Chi è Lina Wertmüller

Nata a Roma il 14 agosto 1928, Arcangela Felice Assunta Wertmüller von Elgg Spanol von Braueich, in arte Lina Wertmüller, è una regista e sceneggiatrice italiana.
A diciassette anni si iscrive all'Accademia d'arte drammatica diretta da Pietro Sharoff.
Il suo esordio sul grande schermo è del 1953 come segretaria di edizione in ...e Napoli canta! di Armando Grottini; poi, tra il 1960 e il 1963 come aiuto regista di Federico Fellini, con le pellicole "La dolce vita" e "".
Nel 1963, il suo esordio come regista con "I basilischi", narrazione, amara e grottesca, di alcuni poveri amici del sud. Il film le valse la Vela d'argento al Locarno Festival.
Fu nella seconda metà degli anni '60 che nacque la sua collaborazione con l'attore Giancarlo Giannini, protagonista dei sui film di maggior successo:

  • Mimì metallurgico ferito nell'onore (1972)
  • Film d'amore e d'anarchia - Ovvero "Stamattina alle 10 in via dei Fiori nella nota casa di tolleranza..."(1973)
  • Travolti da un insolito destino nell'azzurro mare d'agosto (1974) con Mariangela Melato

Giancarlo Gianni Lina Wertmüller Mariangela Melato

  • Pasqualino Settebellezze (1976)
  • La fine del mondo nel nostro solito letto in una notte piena di pioggia (1978)
  • Fatto di sangue fra due uomini per causa di una vedova. Si sospettano moventi politici (1978).

La signora Wertmüller, salita sul palco accompagnata dalla figlia, Maria Zulina, dal fidanzato della figlia e con i suoi riconoscibili occhiali bianchi, non ha perso occasione, dichiarando, in italiano, la sua provocazione:
«Cominciamo dal fatto che già questo Oscar è una cosa molto maschile, perché non facciamo un Oscar femminile, e lo chiamiamo Anna?»
Poi, da vera superstiziosa, mentre Isabella Rossellini le si avvicinava per tradurre le sue parole, l'ha criticata per il colore dell'abito: "La prossima volta che Isabella viene vestita di viola, io la spoglio", facendo più volte il gesto delle corna, suscitando l'ilarità del pubblico.

La dedica dell'Oscar

Poi ha continuato:
«Dedico l'Oscar a mio marito Enrico, a mia figlia Maria Zulina, che mi è venuta molto bene. E ringrazio l'America.
L'America è una cosa seria, noi siamo un piccolo stivaletto, questo è un continente, non c'è proporzione... così ringrazio l'America, tutti coloro che hanno amato i miei film, che sono tutti come miei figli.
Ci vuole molta pazienza e molta passione... e ora vi saluto, ma dovete gridare tutti insieme 'Vogliamo un Oscar che si chiami Anna'».

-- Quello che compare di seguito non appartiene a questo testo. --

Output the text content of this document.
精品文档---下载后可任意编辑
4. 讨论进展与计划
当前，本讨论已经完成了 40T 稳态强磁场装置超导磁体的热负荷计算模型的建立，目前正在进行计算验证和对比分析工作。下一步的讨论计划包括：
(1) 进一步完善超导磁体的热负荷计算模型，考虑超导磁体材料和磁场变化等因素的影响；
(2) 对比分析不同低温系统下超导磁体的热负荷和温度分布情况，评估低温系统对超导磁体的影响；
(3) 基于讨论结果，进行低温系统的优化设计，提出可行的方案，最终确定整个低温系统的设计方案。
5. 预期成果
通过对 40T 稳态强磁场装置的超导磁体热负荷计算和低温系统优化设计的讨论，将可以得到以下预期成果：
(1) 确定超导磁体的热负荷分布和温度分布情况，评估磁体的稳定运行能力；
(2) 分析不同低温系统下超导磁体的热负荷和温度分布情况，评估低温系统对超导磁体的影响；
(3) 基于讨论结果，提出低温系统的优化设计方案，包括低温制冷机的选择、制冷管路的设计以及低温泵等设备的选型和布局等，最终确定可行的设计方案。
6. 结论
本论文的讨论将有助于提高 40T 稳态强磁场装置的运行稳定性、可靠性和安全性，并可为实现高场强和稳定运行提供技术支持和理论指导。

Un vero trionfo di applausi al Ray Dolby Ballroom di Los Angeles per la grande regista italiana, visibilmente emozionata ma ricca di quella ironia mordace che la contraddistingue da sempre.
oscar alla carriera Lina Wertmüller palco Sophia Loren Isabella Rossellini
L'Oscar alla carriera per la nostra Lina Wertmüller è arrivato per ultimo, dopo quelli alla carriera per David Lynch e Wes Studi, il primo indiano americano a ricevere la statuetta, e dopo il premio umanitario Jean Hersholt e quello a Geena Davis per il suo lavoro per l'eguaglianza di genere.